Researchers at KIT Develop a Transparent Metamaterial for Energy-Efficient Light and Temperature Regulation in Buildings

Date: 11 June 2024
Researchers at KIT Develop a Transparent Metamaterial for Energy-Efficient Light and Temperature Regulation in Buildings
Researchers at the Karlsruhe Institute of Technology (KIT) introduce a polymer-based material with unique properties in the latest issue of the journal Nature Communications. This material allows sunlight to enter, maintains a more comfortable indoor climate without additional energy, and cleans itself like a lotus leaf. The new development could replace glass components in walls and roofs in the future. The research team has successfully tested the material in outdoor tests on the KIT campus. 

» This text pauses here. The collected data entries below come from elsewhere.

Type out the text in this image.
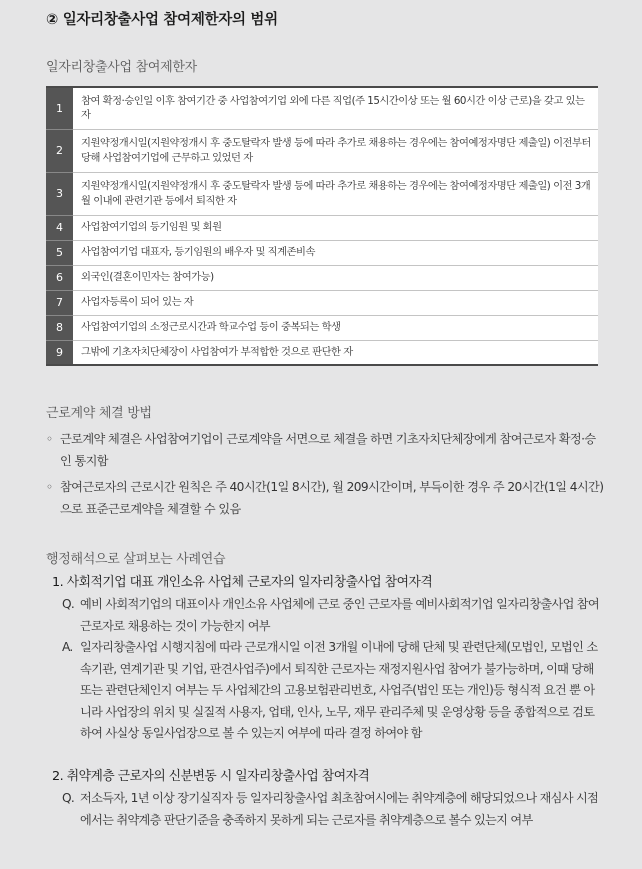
② 일자리창출사업 참여제한자의 범위
일자리창출사업 참여제한자
1	참여 확정·승인일 이후 참여기간 중 사업참여기업 외에 다른 직업(주 15시간이상 또는 월 60시간 이상 근로)을 갖고 있는 자
2	지원약정개시일(지원약정개시 후 중도탈락자 발생 등에 따라 추가로 채용하는 경우에는 참여예정자명단 제출일) 이전부터 당해 사업참여기업에 근무하고 있었던 자
3	지원약정개시일(지원약정개시 후 중도탈락자 발생 등에 따라 추가로 채용하는 경우에는 참여예정자명단 제출일) 이전 3개월 이내에 관련기관 등에서 퇴직한 자
4	사업참여기업의 등기임원 및 회원
5	사업참여기업 대표자, 등기임원의 배우자 및 직계존비속
6	외국인(결혼이민자는 참여가능)
7	사업자등록이 되어 있는 자
8	사업참여기업의 소정근로시간과 학교수업 등이 중복되는 학생
9	그밖에 기초자치단체장이 사업참여가 부적합한 것으로 판단한 자
근로계약 체결 방법
◦ 근로계약 체결은 사업참여기업이 근로계약을 서면으로 체결을 하면 기초자치단체장에게 참여근로자 확정·승인 통지함
◦ 참여근로자의 근로시간 원칙은 주 40시간(1일 8시간), 월 209시간이며, 부득이한 경우 주 20시간(1일 4시간)으로 표준근로계약을 체결할 수 있음
행정해석으로 살펴보는 사례연습
1. 사회적기업 대표 개인소유 사업체 근로자의 일자리창출사업 참여자격
Q. 예비 사회적기업의 대표이사 개인소유 사업체에 근로 중인 근로자를 예비사회적기업 일자리창출사업 참여근로자로 채용하는 것이 가능한지 여부
A. 일자리창출사업 시행지침에 따라 근로개시일 이전 3개월 이내에 당해 단체 및 관련단체(모법인, 모법인 소속기관, 연계기관 및 기업, 판견사업주)에서 퇴직한 근로자는 재정지원사업 참여가 불가능하며, 이때 당해 또는 관련단체인지 여부는 두 사업체간의 고용보험관리번호, 사업주(법인 또는 개인)등 형식적 요건 뿐 아니라 사업장의 위치 및 실질적 사용자, 업태, 인사, 노무, 재무 관리주체 및 운영상황 등을 종합적으로 검토하여 사실상 동일사업장으로 볼 수 있는지 여부에 따라 결정 하여야 함
2. 취약계층 근로자의 신분변동 시 일자리창출사업 참여자격
Q. 저소득자, 1년 이상 장기실직자 등 일자리창출사업 최초참여시에는 취약계층에 해당되었으나 재심사 시점에서는 취약계층 판단기준을 충족하지 못하게 되는 근로자를 취약계층으로 볼수 있는지 여부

Maximizing natural light in buildings is popular and can save on energy costs. However, traditional glass roofs and walls also present problems such as glare, lack of privacy, and overheating. Alternative solutions, such as coatings and light-diffusing materials, have not yet provided a comprehensive remedy.

New Material Combines Multiple Functions

Researchers at the Institute for Microstructure Technology (IMT) and the Light Technology Institute (LTI) at KIT have now developed a novel polymer-based metamaterial that combines various properties and could replace glass components in construction in the future. This Polymer-based Micro-Photonic Multi-Functional Metamaterial (PMMM) consists of microscopic pyramids made of silicone. These micro-pyramids measure about ten micrometers, which is about one-tenth the diameter of a hair. This design gives the PMMM film several functions: light diffusion, self-cleaning, and radiative cooling while maintaining a high level of transparency. "A key feature is the ability to efficiently radiate heat through the Earth's atmosphere's long-wave infrared transmission window, releasing heat into the cold expanse of the universe. This allows for passive radiative cooling without electricity consumption," explains Bryce S. Richards, Professor at IMT and LTI. 

Cooling, Light-Transmissive, and Glare-Free

In the lab and in experiments under open skies under real outdoor conditions, the researchers tested the material's properties and measured its light transmittance, light scattering, reflection properties, self-cleaning ability, and cooling performance using modern spectrophotometry. The results: The tests achieved cooling of 6 °C compared to the ambient temperature. Additionally, the material showed a high spectral transmittance, or transparency, of 95 percent. In comparison, glass typically has a transparency of 91 percent. At the same time, the micro-pyramid structure scatters 73 percent of the incoming sunlight, resulting in a blurry appearance. "When the material is used in roofs and walls, it allows for bright yet glare-free and privacy-protected indoor spaces for work and living. In greenhouses, the high light transmittance could increase yields because the photosynthesis efficiency is estimated to be nine percent higher than in greenhouses with glass roofs," says RichardsGan Huang, a Group Leader at IMT. The micro-pyramids also give the PMMM film superhydrophobic properties, similar to a lotus leaf: water beads up in droplets and removes dirt and dust from the surface. This self-cleaning function makes the material easy to maintain and durable.

Potential for Construction and Urban Development

"Our newly developed material has the potential to be used in various areas and makes a significant contribution to sustainable and energy-efficient architecture," explains Richards. "The material can simultaneously optimize the use of sunlight indoors, provide passive cooling, and reduce reliance on air conditioning. The solution is scalable and can be seamlessly integrated into plans for environmentally friendly building construction and urban development," says Huang.